FXCM on the Offensive, MiFID II Looms and CME FX Futures Improving
FXCM has recently issued their execution quality paper again. First published in February of this year with data from October 2014 to August 2015 comparing their pricing compared to FX futures and the interbank market, the new research updates the report through March 2016.
With the report, FXCM is trying to show the market and regulators that pricing for FX available to their customers is better than exchange listed futures as well as what institutional players have. One can argue that the figures are a bit misleading as FXCM’s pricing is specific to regions where they cut their spreads as part of wide ranging change they made in 2014. In addition, institutional and futures volumes offer larger top of book market depth, thus not an apple to apples comparison with FXCM.
Nonetheless, the figures do show what many in the retail market have known for a while, that retail traders have access to very tight pricing. (There is the issue of excessive slippage and scamming that exists, but that is more of a subjective argument against retail FX)
MiFID II and Best Execution
What’s interesting about what FXCM is doing is that it’s most likely the first of many similar reports from brokers. We are currently seeing regulators become more proactive with enforcing client abuse rules from MiFID I (especially yesterday).
With MiFID II arriving in 2018, it will move ahead the subjective debate of what is client abuse and best interests of customers that is governed by MiFID I, and create requirements for objective surveillance of broker execution quality.
Along with new reporting requirements, brokers will also need to be transparent about their pricing and execution process and how it compares to benchmarks. There is currently debate as to who will be creating and maintaining those benchmarks. ESMA even indicated that the delay of implementation of MiFID II from January 2017 to 2018 is partially to blame on them needing more time to put market data surveillance infrastructure in place.

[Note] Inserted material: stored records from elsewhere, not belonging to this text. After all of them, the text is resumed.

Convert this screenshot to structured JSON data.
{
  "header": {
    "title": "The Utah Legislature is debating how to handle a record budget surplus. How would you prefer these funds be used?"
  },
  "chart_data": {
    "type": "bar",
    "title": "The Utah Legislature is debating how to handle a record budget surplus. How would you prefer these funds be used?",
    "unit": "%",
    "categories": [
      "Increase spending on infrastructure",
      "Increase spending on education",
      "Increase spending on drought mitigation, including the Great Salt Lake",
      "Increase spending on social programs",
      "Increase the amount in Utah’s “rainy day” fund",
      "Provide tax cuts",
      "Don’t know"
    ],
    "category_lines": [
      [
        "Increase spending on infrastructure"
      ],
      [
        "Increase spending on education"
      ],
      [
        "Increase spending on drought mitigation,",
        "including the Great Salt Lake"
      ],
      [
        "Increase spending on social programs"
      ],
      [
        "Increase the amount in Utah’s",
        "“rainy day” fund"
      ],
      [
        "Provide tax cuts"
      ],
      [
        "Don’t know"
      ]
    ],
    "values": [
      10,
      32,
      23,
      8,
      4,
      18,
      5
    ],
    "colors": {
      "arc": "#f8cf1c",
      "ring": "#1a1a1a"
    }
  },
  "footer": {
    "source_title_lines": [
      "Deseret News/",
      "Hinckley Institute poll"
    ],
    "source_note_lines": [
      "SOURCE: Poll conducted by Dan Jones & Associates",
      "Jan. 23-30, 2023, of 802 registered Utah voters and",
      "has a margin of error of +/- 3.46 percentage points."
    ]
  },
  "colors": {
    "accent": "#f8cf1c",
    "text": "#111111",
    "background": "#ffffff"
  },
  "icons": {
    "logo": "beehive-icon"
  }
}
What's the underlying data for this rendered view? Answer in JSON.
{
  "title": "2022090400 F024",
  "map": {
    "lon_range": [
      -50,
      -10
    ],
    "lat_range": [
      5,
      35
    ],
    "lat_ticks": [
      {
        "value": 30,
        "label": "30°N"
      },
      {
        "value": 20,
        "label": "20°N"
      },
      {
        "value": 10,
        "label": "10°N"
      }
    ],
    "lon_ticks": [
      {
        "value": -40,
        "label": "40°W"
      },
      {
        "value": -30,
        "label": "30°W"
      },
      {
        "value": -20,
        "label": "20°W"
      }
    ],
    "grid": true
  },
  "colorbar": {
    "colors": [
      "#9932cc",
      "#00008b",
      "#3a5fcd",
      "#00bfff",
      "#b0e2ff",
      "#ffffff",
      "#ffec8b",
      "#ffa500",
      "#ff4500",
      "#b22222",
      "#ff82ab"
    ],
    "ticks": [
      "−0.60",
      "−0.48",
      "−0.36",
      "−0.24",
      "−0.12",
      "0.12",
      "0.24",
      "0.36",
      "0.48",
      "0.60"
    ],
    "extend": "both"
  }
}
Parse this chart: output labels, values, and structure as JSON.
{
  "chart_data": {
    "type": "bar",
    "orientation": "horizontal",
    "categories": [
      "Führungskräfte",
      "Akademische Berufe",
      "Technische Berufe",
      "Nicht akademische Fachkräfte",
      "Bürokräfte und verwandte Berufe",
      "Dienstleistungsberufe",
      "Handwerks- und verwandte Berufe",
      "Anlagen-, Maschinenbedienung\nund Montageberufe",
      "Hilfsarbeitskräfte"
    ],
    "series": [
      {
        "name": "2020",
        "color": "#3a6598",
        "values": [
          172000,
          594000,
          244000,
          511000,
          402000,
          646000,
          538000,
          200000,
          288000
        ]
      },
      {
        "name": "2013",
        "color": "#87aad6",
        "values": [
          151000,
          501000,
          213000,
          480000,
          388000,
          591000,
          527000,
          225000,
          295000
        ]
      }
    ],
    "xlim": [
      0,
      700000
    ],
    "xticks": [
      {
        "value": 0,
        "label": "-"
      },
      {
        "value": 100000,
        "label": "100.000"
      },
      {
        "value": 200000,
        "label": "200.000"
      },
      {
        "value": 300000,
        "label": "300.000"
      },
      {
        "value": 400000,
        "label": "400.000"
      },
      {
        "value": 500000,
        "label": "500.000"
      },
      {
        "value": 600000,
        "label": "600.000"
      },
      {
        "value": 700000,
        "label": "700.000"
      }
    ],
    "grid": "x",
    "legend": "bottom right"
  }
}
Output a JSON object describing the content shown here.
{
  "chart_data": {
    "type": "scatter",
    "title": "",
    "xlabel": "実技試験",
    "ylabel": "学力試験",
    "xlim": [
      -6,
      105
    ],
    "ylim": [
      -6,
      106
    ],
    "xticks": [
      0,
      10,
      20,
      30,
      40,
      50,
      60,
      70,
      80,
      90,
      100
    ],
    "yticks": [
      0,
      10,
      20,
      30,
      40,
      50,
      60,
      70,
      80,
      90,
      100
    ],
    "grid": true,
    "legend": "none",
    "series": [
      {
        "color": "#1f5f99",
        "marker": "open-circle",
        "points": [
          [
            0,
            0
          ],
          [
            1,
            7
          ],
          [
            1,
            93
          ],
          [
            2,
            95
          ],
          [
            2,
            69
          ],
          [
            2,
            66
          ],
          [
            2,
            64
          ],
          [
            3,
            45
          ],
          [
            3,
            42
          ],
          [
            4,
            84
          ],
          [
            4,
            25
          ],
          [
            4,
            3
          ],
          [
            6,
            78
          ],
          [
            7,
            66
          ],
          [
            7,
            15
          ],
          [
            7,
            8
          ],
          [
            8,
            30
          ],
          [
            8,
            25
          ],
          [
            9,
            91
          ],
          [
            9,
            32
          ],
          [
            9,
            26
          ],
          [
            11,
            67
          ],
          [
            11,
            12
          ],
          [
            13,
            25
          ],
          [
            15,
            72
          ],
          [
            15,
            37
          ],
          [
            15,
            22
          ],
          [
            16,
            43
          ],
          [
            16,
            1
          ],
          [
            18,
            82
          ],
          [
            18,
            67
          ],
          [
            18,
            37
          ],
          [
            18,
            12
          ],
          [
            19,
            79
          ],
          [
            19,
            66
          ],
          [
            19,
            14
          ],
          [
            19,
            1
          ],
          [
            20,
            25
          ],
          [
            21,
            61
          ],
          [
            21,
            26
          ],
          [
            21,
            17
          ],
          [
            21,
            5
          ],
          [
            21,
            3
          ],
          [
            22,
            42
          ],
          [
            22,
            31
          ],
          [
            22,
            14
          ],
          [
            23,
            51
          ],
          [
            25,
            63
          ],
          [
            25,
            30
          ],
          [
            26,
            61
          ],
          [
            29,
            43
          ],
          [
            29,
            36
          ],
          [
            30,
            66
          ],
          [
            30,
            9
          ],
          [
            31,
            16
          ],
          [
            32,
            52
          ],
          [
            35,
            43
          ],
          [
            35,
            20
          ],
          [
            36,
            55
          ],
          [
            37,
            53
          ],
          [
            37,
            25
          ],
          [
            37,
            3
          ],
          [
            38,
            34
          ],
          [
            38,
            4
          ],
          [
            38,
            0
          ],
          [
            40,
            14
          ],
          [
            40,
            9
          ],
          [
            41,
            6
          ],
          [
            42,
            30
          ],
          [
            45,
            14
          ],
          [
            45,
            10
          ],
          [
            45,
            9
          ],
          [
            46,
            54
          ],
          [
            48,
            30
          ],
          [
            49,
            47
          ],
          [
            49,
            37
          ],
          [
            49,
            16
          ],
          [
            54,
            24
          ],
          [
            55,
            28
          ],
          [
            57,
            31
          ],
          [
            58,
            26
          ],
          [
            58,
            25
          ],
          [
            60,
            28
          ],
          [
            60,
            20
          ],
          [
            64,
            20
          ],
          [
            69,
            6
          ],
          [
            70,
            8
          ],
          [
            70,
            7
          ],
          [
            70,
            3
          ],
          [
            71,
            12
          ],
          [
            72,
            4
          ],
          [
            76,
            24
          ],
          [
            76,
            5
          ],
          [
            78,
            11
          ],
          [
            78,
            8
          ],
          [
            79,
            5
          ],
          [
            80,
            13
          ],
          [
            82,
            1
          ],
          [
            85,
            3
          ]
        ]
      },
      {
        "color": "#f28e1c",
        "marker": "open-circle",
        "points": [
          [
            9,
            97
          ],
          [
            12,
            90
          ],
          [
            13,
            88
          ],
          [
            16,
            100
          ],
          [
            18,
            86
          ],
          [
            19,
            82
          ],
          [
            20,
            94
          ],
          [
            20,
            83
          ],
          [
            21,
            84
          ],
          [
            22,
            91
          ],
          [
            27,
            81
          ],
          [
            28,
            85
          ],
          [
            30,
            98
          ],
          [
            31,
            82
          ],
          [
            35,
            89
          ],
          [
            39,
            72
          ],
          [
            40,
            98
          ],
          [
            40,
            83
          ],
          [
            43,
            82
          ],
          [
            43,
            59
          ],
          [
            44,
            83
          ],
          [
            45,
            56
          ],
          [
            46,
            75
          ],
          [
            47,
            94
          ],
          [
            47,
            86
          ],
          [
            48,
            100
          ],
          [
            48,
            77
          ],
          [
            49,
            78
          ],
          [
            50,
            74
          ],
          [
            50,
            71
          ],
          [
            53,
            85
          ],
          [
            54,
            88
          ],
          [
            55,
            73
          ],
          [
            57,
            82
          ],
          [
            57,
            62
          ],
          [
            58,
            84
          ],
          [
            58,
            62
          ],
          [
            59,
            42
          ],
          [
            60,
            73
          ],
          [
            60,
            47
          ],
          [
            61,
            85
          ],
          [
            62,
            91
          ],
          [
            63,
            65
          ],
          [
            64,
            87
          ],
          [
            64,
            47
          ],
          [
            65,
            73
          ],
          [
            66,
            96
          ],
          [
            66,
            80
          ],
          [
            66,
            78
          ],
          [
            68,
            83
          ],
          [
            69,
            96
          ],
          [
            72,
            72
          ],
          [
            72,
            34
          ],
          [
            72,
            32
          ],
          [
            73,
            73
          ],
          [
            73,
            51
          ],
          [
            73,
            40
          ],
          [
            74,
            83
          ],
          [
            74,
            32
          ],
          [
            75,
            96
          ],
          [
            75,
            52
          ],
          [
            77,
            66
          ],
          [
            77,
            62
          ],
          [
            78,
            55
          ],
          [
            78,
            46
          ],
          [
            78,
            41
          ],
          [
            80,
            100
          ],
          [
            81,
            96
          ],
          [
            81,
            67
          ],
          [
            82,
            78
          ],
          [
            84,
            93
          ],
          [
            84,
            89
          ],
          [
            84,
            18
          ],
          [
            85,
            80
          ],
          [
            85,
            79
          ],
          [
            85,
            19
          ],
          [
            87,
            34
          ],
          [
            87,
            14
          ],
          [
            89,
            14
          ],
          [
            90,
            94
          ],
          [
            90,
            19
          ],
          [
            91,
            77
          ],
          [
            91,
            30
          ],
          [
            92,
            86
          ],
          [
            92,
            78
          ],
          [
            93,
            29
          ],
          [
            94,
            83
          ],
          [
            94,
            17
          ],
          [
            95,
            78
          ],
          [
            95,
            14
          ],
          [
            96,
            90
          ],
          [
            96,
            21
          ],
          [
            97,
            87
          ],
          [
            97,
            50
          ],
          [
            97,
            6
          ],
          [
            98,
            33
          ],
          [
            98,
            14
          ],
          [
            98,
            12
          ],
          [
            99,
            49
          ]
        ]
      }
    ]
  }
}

The bottom line is that the process initiated by FXCM will undoubtedly be similar to execution transparency actions put in place by other broker regulated in the UK and EU. The formats for the research may become even more descriptive, with customers able to look up whether specific trades were executed around benchmarks pricing.
As we get closer to MiFID II adoption, how financial firms will deal with execution transparency is expected to get more attention. Specifically, handling the costs involves with maintaining market data and distributing reports will become a major headache for smaller and larger firms alike.
FX Futures Look Good
On the topic of FX pricing, futures execution quality appears to be improving in 2016. While three months isn’t necessarily enough data to make concreate assumptions, the figures from FXCM show an interesting trend.
After FXCM pricing was 72.68% or better than FX futures available on the CME during 2015, that figure dropped to about 68% for the first three months in 2016 (see chart above). During the same time, FXCM pricing was more or less the same when compared to interbank rates, which displays the change wasn’t due to worse rates distributed by FXCM.
It’s too early to provide explanations of what may behind the improvement in futures. But, it’s worth keeping an eye on, especially as prime brokers are cutting clients and access to FX ECNS, and hedge funds and asset managers look for replacements.